The report explains that investors are getting squeezed from both sides simultaneously. After the 2008 financial crisis, the Federal Reserve's quantitative easing and zero interest rate policy created a persistent gap between Treasury yields and rental returns, making housing highly attractive to institutional capital. Wall Street firms deployed billions into single-family homes across Atlanta, Phoenix, Tampa, and Las Vegas based on that spread. But that entire equation has flipped. With Treasury yields now matching or exceeding rental property returns, the trade no longer works. At the same time, investor returns depend on both price appreciation and rental income, and right now both are under pressure. Higher interest rates reduce buyer demand while slowing rent growth limits income potential. The report notes that without investor absorption, more homes are sitting on the market, increasing competition among sellers and creating early signs of downward price pressure.
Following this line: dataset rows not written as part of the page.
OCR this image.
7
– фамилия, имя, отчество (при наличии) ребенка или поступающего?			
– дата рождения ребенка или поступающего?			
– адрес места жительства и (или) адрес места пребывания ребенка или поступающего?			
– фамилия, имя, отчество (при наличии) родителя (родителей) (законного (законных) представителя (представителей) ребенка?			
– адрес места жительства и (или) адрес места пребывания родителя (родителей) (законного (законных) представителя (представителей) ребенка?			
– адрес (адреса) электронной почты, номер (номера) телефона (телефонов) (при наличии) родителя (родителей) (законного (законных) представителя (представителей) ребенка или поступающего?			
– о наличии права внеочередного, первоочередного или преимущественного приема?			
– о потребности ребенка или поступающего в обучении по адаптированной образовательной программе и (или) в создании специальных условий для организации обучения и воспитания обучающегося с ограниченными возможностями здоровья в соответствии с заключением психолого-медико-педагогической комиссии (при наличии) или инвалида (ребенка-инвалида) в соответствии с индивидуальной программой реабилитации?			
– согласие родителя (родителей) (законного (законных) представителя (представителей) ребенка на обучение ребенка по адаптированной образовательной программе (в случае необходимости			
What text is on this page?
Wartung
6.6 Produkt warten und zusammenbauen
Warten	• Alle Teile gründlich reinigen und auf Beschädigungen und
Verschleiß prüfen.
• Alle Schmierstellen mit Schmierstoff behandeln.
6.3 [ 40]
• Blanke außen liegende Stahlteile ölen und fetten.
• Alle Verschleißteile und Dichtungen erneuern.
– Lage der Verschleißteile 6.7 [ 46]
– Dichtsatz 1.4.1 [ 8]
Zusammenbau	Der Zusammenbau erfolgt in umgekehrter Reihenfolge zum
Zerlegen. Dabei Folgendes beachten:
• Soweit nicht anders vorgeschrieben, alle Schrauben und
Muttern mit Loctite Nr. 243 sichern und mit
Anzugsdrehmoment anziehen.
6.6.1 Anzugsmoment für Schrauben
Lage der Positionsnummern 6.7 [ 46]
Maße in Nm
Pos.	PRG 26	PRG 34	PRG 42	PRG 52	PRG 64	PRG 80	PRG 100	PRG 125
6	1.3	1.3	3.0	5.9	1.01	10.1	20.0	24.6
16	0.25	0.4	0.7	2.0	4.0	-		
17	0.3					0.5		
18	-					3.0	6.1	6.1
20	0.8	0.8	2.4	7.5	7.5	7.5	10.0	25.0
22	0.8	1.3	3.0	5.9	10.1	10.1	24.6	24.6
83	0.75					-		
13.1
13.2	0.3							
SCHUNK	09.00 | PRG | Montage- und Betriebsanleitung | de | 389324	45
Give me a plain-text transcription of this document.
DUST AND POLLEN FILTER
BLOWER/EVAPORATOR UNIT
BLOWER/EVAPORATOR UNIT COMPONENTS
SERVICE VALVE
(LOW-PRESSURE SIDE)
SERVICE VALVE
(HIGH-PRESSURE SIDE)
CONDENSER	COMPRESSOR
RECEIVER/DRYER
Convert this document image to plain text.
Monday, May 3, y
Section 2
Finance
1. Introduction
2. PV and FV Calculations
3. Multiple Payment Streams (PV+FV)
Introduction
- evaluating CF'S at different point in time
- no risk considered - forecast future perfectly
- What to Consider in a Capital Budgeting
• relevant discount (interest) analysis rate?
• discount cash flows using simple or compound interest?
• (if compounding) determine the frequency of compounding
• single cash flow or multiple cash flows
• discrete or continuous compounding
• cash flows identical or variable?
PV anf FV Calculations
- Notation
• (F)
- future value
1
The report suggests this represents "a structural reset in how the housing market functions" and states that "the era of Wall Street acting as a consistent buyer of U.S. housing may be ending". As that happens, the report says pricing dynamics are shifting back toward fundamentals, where supply, affordability, and local demand matter far more than institutional capital flows. For individual buyers and smaller investors, the report concludes that "as competition fades and inventory rises, negotiating power begins to shift back toward the individual". The marginal buyer that helped drive prices higher is disappearing, and the corporate investor era in U.S. housing may be ending even without legislative bans.